Institute of Biotechnology, National Taiwan University, Taipei, Taiwan.
Bone and Joint Research Center, Chang Gung Memorial Hospital, Taoyuan, Taiwan.
Sci Rep. 2020 Jun 26;10(1):10441. doi: 10.1038/s41598-020-67489-2.

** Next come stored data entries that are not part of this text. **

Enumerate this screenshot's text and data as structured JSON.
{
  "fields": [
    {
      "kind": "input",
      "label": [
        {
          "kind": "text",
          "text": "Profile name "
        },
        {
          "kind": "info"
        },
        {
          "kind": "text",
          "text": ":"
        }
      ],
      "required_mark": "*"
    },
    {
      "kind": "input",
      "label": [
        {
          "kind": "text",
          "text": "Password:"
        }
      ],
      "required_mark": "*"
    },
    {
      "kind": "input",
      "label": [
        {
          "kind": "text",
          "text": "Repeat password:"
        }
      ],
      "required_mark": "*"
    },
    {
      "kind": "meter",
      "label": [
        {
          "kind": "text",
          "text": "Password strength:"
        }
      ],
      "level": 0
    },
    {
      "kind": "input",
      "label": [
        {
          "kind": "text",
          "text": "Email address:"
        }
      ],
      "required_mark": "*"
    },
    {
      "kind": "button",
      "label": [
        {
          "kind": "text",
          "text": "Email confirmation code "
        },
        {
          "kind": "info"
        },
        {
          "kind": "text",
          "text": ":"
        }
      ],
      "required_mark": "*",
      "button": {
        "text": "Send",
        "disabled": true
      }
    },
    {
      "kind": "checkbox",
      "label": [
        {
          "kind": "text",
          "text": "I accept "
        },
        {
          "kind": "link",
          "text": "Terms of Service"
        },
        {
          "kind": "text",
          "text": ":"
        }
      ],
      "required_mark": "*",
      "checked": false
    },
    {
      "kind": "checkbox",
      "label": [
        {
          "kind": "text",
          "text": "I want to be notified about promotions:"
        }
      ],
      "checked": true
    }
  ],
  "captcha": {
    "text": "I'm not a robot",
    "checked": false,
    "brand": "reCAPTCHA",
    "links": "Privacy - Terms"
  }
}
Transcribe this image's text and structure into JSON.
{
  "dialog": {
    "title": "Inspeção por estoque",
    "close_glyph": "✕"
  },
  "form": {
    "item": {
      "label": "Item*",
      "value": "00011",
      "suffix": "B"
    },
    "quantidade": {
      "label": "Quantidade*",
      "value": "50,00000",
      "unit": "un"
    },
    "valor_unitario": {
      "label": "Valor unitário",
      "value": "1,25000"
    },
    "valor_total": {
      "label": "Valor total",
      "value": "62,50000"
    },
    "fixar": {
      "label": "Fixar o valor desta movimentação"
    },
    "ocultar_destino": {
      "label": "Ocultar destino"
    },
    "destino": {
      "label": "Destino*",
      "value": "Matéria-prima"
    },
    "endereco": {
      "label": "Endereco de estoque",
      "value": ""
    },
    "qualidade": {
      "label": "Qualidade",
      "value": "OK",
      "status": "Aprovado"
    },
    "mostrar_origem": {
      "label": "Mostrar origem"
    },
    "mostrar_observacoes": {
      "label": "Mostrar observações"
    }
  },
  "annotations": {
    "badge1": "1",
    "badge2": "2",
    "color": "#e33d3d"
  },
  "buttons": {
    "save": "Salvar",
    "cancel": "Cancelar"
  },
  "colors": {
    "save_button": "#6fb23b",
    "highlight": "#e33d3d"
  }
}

Screw loosening due to broken pedicles is a common complication resulting from the insertion of screws either with inadequate diameters or into an osteoporotic pedicle. In this novel in vitro study, we tried to clarify the contribution of the pedicle to screw fixation and subsequent salvage strategies using longer or larger-diameter screws in broken pedicles. Sixty L4 fresh-frozen lumbar vertebrae harvested from mature pigs were designed as the normal-density group (n = 30) and decalcified as the osteoporosis group (n = 30). Three modalities were randomly assigned as intact pedicle (n = 30), semi-pedicle (n = 15), and non-pedicle (n = 15) in each group. Three sizes of polyaxial screws (diameter × length of 6.0 mm × 45 mm, 6.0 mm × 50 mm, and 6.5 mm × 45 mm) over five trials were used in each modality. The associations between bone density, pedicle modality and screw pullout strength were analyzed. After decalcification for 4 weeks, the area bone mineral density decreased to approximately 56% (p < 0.05) of the normal-density group, which was assigned as the osteoporosis group. An appropriate screw trajectory and insertional depth were confirmed using X-ray imaging prior to pullout testing in both groups. The pullout forces of larger-diameter screws (6.5 mm × 45 mm) and longer screws (6.0 mm × 50 mm) were significantly higher (p < 0.05) in the semi- and non-pedicle modalities in the normal-density group, whereas only longer screws (6.0 mm × 50 mm) had a significantly higher (p < 0.05) pullout force in the non-pedicle modalities in the osteoporosis group. The pedicle plays an important role in both the normal bone density group and the osteoporosis group, as revealed by analyzing the pullout force percentage contributed by the pedicle. Use of a longer screw would be a way to salvage a broken pedicle of osteoporotic vertebra.
螺钉松动导致的椎弓根断裂是一种常见的并发症,通常是由于螺钉插入的直径不足或进入骨质疏松的椎弓根所致。在这项新颖的体外研究中,我们试图通过在椎弓根断裂的情况下使用更长或更大直径的螺钉来阐明椎弓根对螺钉固定的贡献和后续的补救策略。从成熟猪身上采集了 60 个 L4 新鲜冷冻腰椎作为正常密度组(n=30),并将其脱钙作为骨质疏松组(n=30)。每组随机分为完整椎弓根(n=30)、半椎弓根(n=15)和无椎弓根(n=15)三种模式。在每种模式下,使用三种大小的多轴螺钉(直径×长度 6.0mm×45mm、6.0mm×50mm 和 6.5mm×45mm)进行了五次试验。分析了骨密度、椎弓根模式和螺钉拔出强度之间的关系。脱钙 4 周后,骨密度面积降至正常密度组的约 56%(p<0.05),将其归为骨质疏松组。在两组的拔出试验之前,使用 X 射线成像确认了合适的螺钉轨迹和插入深度。在正常密度组中,较大直径螺钉(6.5mm×45mm)和较长螺钉(6.0mm×50mm)的拔出力明显更高(p<0.05),而在骨质疏松组中,仅较长螺钉(6.0mm×50mm)在无椎弓根模式下的拔出力明显更高(p<0.05)。通过分析椎弓根对拔出力的贡献率,发现椎弓根在正常骨密度组和骨质疏松组中都起着重要作用。使用较长的螺钉将是修复骨质疏松椎弓根断裂的一种方法。